Ampliamenti Castrucciani

Nel XIV secolo, la fortezza subì significativi ampliamenti durante l’epoca di Castruccio Castracani. Alla torre semicircolare originale furono aggiunte due torri quadrate, collegate da cortine di conci e ciottoli di fiume, formando così una struttura triangolare. Questo fortilizio divenne un punto di partenza strategico per i cavalieri di Castruccio Castracani, che partirono da qui per affrontare i Fiorentini nella famosa battaglia di Altopascio del 1325. Gli ampliamenti castrucciani non solo rafforzarono la difesa della fortezza, ma ne aumentarono anche l’importanza militare e politica nella regione.

Storia e Sviluppi Successivi

Nel 1328,
le ottocento lance teutoniche, non pagate dall’Imperatore Ludovico il Bavaro, si stabilirono nella Rocca, formando la Compagnia di Ventura di San Giorgio. Questo periodo vide un ulteriore sviluppo delle strutture difensive della fortezza e la costruzione della cinta muraria del paese nel 1333. Questa cinta muraria, ben conservata in alcune sezioni come quella dalla Porta Nuova alla Torre del Belvedere e alla Porta Fiorentina, rappresenta un esempio significativo dell’architettura difensiva medievale. Originariamente, il castello aveva quattro porte principali: Porta Fiorentina, Porta Nuova, Porta a Lucca (Porticciola) e Porta a Pescia, ognuna delle quali svolgeva un ruolo cruciale nella difesa e nell’accesso al borgo.

Urbanistica e Architettura del Borgo

Il nuovo centro urbano di Montecarlo fu progettato lungo due strade principali che convergevano verso il Cerruglio, con lotti stretti e lunghi per le abitazioni. La chiesa del borgo fu intitolata a Sant’Andrea e furono scavati nuovi pozzi per l’approvvigionamento idrico. Tra gli edifici storici di rilevanza, il convento delle Clarisse, costruito tra il 1610 e il 1646, ingloba l’antico palazzo del Vicario, rappresentando un significativo esempio di architettura religiosa e civile. Questi elementi urbanistici e architettonici conferiscono al borgo un carattere unico, integrando funzionalità difensiva e abitativa con esigenze spirituali e sociali.

Punti di Interesse Storico

La Fortezza di Montecarlo

e il suo borgo offrono numerosi punti di interesse storico. La Piazza della Chiesa, originariamente caratterizzata da case basse con scale esterne in legno, è un punto centrale di rilevanza storica. Via delle Mura, un’antica strada di circonvallazione interna, e Porta Fiorentina, una delle principali porte del castello restaurata nel XVI secolo, sono testimonianze della struttura difensiva medievale.
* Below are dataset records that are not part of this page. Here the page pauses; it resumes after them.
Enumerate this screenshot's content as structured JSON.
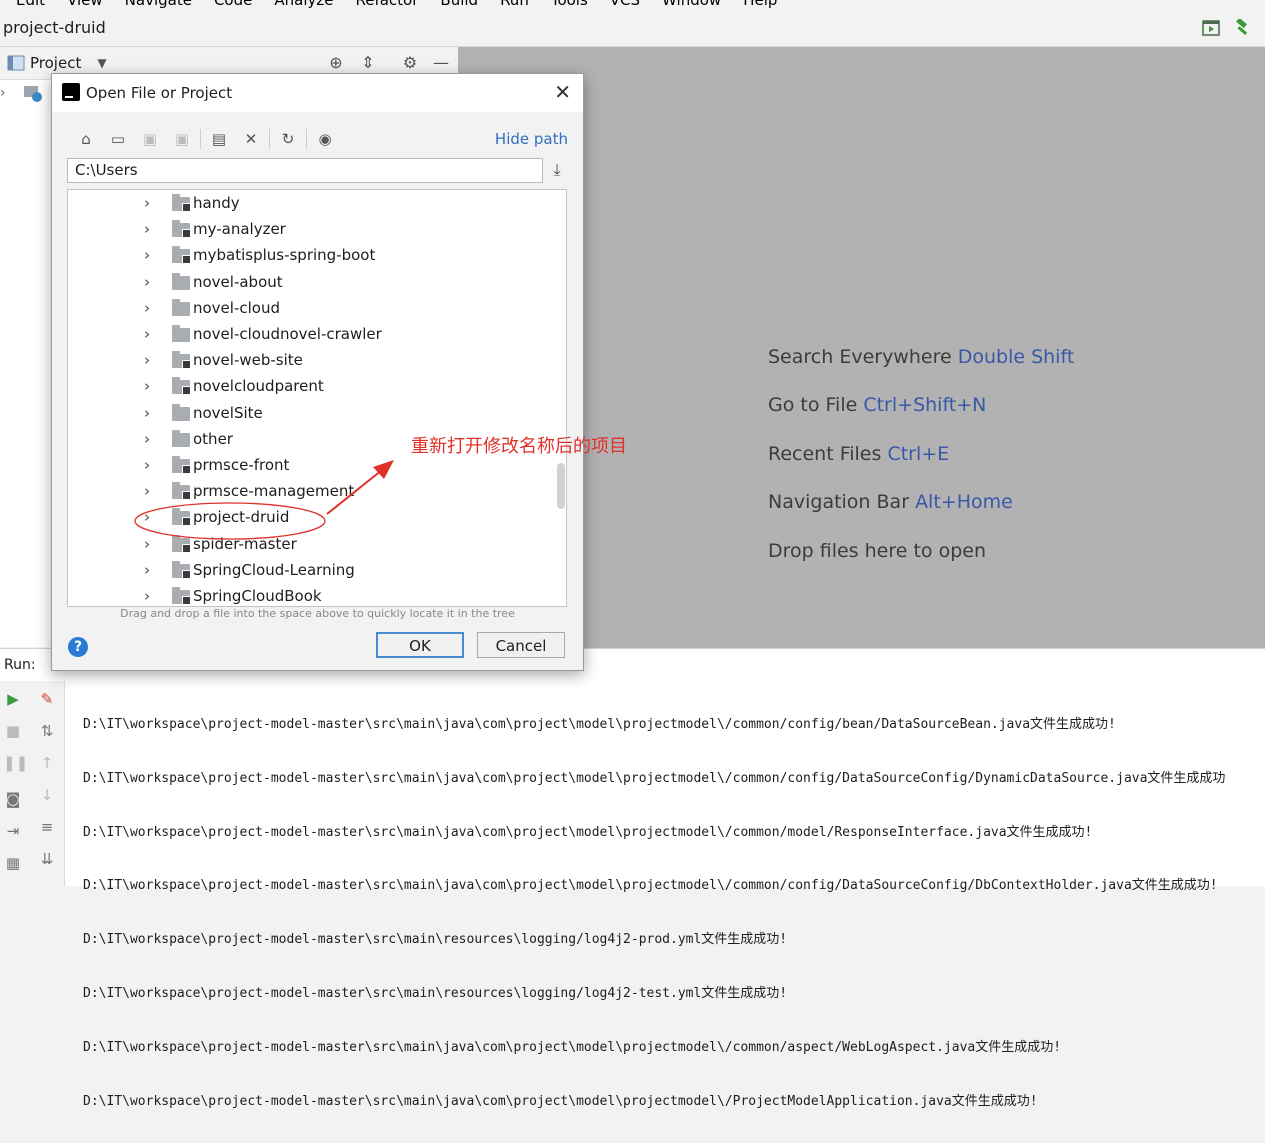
{
  "menu": [
    "Edit",
    "View",
    "Navigate",
    "Code",
    "Analyze",
    "Refactor",
    "Build",
    "Run",
    "Tools",
    "VCS",
    "Window",
    "Help"
  ],
  "window": {
    "title": "project-druid"
  },
  "project_panel": {
    "label": "Project"
  },
  "editor_hints": [
    {
      "text": "Search Everywhere",
      "key": "Double Shift"
    },
    {
      "text": "Go to File",
      "key": "Ctrl+Shift+N"
    },
    {
      "text": "Recent Files",
      "key": "Ctrl+E"
    },
    {
      "text": "Navigation Bar",
      "key": "Alt+Home"
    },
    {
      "text": "Drop files here to open",
      "key": ""
    }
  ],
  "dialog": {
    "title": "Open File or Project",
    "hide_path": "Hide path",
    "path": "C:\\Users",
    "dnd_hint": "Drag and drop a file into the space above to quickly locate it in the tree",
    "ok": "OK",
    "cancel": "Cancel",
    "help": "?",
    "tree": [
      {
        "name": "handy",
        "mod": true
      },
      {
        "name": "my-analyzer",
        "mod": true
      },
      {
        "name": "mybatisplus-spring-boot",
        "mod": true
      },
      {
        "name": "novel-about",
        "mod": false
      },
      {
        "name": "novel-cloud",
        "mod": false
      },
      {
        "name": "novel-cloudnovel-crawler",
        "mod": false
      },
      {
        "name": "novel-web-site",
        "mod": true
      },
      {
        "name": "novelcloudparent",
        "mod": true
      },
      {
        "name": "novelSite",
        "mod": false
      },
      {
        "name": "other",
        "mod": false
      },
      {
        "name": "prmsce-front",
        "mod": true
      },
      {
        "name": "prmsce-management",
        "mod": true
      },
      {
        "name": "project-druid",
        "mod": true
      },
      {
        "name": "spider-master",
        "mod": true
      },
      {
        "name": "SpringCloud-Learning",
        "mod": true
      },
      {
        "name": "SpringCloudBook",
        "mod": true
      }
    ]
  },
  "annotation": {
    "text": "重新打开修改名称后的项目",
    "color": "#e0302a"
  },
  "run": {
    "tab": "Run:",
    "lines": [
      "D:\\IT\\workspace\\project-model-master\\src\\main\\java\\com\\project\\model\\projectmodel\\/common/config/bean/DataSourceBean.java文件生成成功!",
      "D:\\IT\\workspace\\project-model-master\\src\\main\\java\\com\\project\\model\\projectmodel\\/common/config/DataSourceConfig/DynamicDataSource.java文件生成成功",
      "D:\\IT\\workspace\\project-model-master\\src\\main\\java\\com\\project\\model\\projectmodel\\/common/model/ResponseInterface.java文件生成成功!",
      "D:\\IT\\workspace\\project-model-master\\src\\main\\java\\com\\project\\model\\projectmodel\\/common/config/DataSourceConfig/DbContextHolder.java文件生成成功!",
      "D:\\IT\\workspace\\project-model-master\\src\\main\\resources\\logging/log4j2-prod.yml文件生成成功!",
      "D:\\IT\\workspace\\project-model-master\\src\\main\\resources\\logging/log4j2-test.yml文件生成成功!",
      "D:\\IT\\workspace\\project-model-master\\src\\main\\java\\com\\project\\model\\projectmodel\\/common/aspect/WebLogAspect.java文件生成成功!",
      "D:\\IT\\workspace\\project-model-master\\src\\main\\java\\com\\project\\model\\projectmodel\\/ProjectModelApplication.java文件生成成功!"
    ]
  }
}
Via del Cerruglio, con le sue antiche botteghe settecentesche, finestre in pietra e portali storici, e il Teatro dei Rassicurati, costruito nel XVIII secolo, rappresentano significativi elementi architettonici e culturali del borgo. Questi punti di interesse non solo raccontano la storia del borgo, ma offrono anche ai visitatori un’immersione unica nell’atmosfera storica di Montecarlo.